Le droit à l’oubli : mettre en pratique dans les ESSMS ce droit des usagers

Que recouvre le droit à l’oubli et comment les ESSMS doivent-ils l’intégrer ? Quelles en sont les limites ? Quelles spécifications en découlent pour les dossiers de l’usager informatisés (DUI) ? Dir IPS fait le point sur ce droit remis en avant par le RGPD.

Pour mener à bien l’accompagnement social ou médico-social de leurs usagers, les établissements et services sociaux et médico-sociaux (ESSMS) se doivent de les connaître. Ils sont ainsi amenés à recueillir des données personnelles — certaines pouvant être sensibles, comme des données de santé — et à procéder à des traitements automatisés ou non de ces données, dans le respect des législations et réglementations.

Ainsi, en tant qu’établissement traitant des données personnelles, vous devez notamment respecter la loi informatique et libertés du 6 janvier 1978 ainsi que le règlement UE 2016/679 adopté par le parlement européen le 27 avril 2016 et applicable dans les États membres depuis le 25 mai 2018.

Ce Règlement général sur la protection des données (RGPD), dans son article 17, dispose d’un droit à l’effacement des données personnelles des usagers, ou « droit à l’oubli », sous conditions. Il vient compléter les droits de rectification des données, de portabilité, d’accès aux conditions des traitements ainsi qu’à la limitation ou à l’interdiction de ces traitements.

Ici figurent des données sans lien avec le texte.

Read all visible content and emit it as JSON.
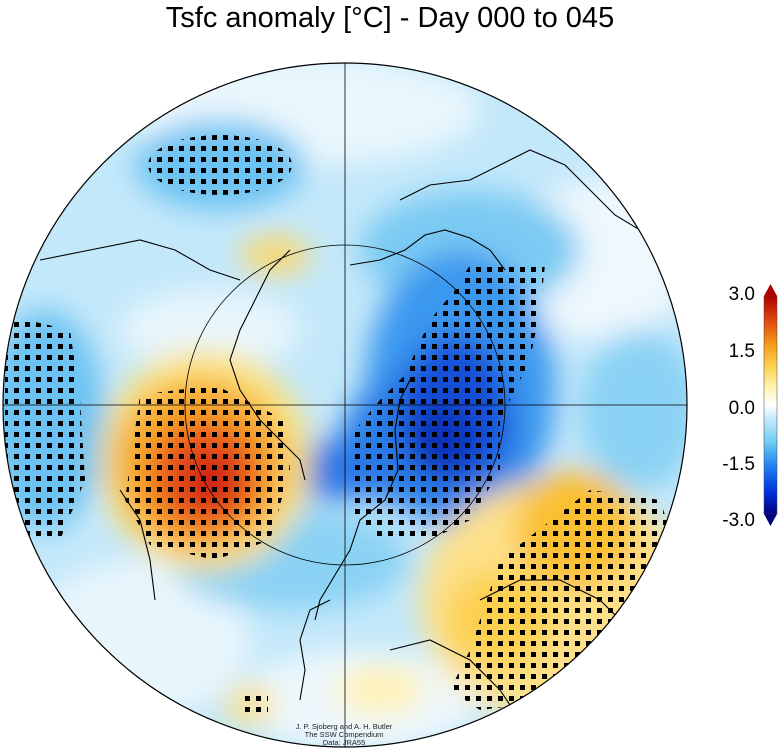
{
  "title": "Tsfc anomaly [°C] - Day 000 to 045",
  "colorbar": {
    "ticks": [
      "3.0",
      "1.5",
      "0.0",
      "-1.5",
      "-3.0"
    ],
    "colors": [
      "#000080",
      "#0020d8",
      "#1060f0",
      "#30a0f0",
      "#70d0f8",
      "#b8e8fb",
      "#e6f6fd",
      "#ffffff",
      "#fff6c0",
      "#fde080",
      "#fbc030",
      "#f39010",
      "#e65010",
      "#c81010",
      "#800000"
    ]
  },
  "credit": {
    "line1": "J. P. Sjoberg and A. H. Butler",
    "line2": "The SSW Compendium",
    "line3": "Data: JRA55"
  }
}
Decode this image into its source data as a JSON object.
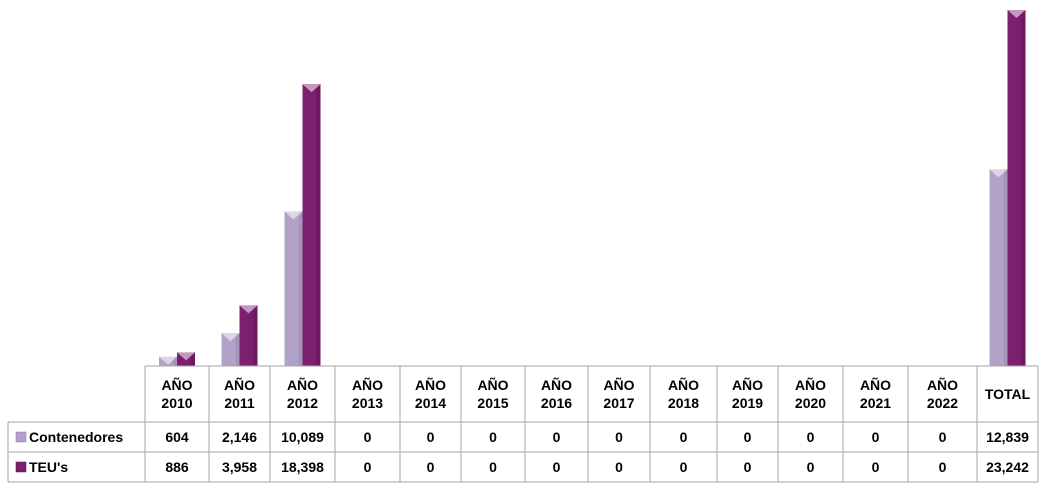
{
  "colors": {
    "contenedores": "#b3a2c7",
    "contenedores_dark": "#8e7aa8",
    "teus": "#7b1f6e",
    "teus_dark": "#4e1246",
    "grid": "#a6a6a6",
    "background": "#ffffff"
  },
  "chart_data": {
    "type": "bar",
    "title": "",
    "xlabel": "",
    "ylabel": "",
    "categories": [
      [
        "AÑO",
        "2010"
      ],
      [
        "AÑO",
        "2011"
      ],
      [
        "AÑO",
        "2012"
      ],
      [
        "AÑO",
        "2013"
      ],
      [
        "AÑO",
        "2014"
      ],
      [
        "AÑO",
        "2015"
      ],
      [
        "AÑO",
        "2016"
      ],
      [
        "AÑO",
        "2017"
      ],
      [
        "AÑO",
        "2018"
      ],
      [
        "AÑO",
        "2019"
      ],
      [
        "AÑO",
        "2020"
      ],
      [
        "AÑO",
        "2021"
      ],
      [
        "AÑO",
        "2022"
      ],
      [
        "TOTAL"
      ]
    ],
    "series": [
      {
        "name": "Contenedores",
        "values": [
          604,
          2146,
          10089,
          0,
          0,
          0,
          0,
          0,
          0,
          0,
          0,
          0,
          0,
          12839
        ],
        "labels": [
          "604",
          "2,146",
          "10,089",
          "0",
          "0",
          "0",
          "0",
          "0",
          "0",
          "0",
          "0",
          "0",
          "0",
          "12,839"
        ]
      },
      {
        "name": "TEU's",
        "values": [
          886,
          3958,
          18398,
          0,
          0,
          0,
          0,
          0,
          0,
          0,
          0,
          0,
          0,
          23242
        ],
        "labels": [
          "886",
          "3,958",
          "18,398",
          "0",
          "0",
          "0",
          "0",
          "0",
          "0",
          "0",
          "0",
          "0",
          "0",
          "23,242"
        ]
      }
    ],
    "ylim": [
      0,
      23242
    ],
    "grid": false,
    "legend": "data-table"
  }
}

Que recouvre ce droit à l’oubli et comment les ESSMS doivent-ils l’intégrer ? Quelles en sont les limites ? Quelles spécifications en découlent pour les dossiers de l’usager informatisés (DUI)  ?

L’« oubli » par effacement des données personnelles, un droit fondamental des usagers

Un usager peut demander à un ESSMS qui l’accompagne l’effacement de données personnelles le concernant « pour des raisons tenant à sa situation particulière », notamment lorsqu’elles ne sont plus nécessaires à l’atteinte des finalités pour lesquelles elles avaient été collectées, qu’il retire le consentement à leur traitement, qu’il s’oppose à leur traitement ou que celui-ci a été illicite.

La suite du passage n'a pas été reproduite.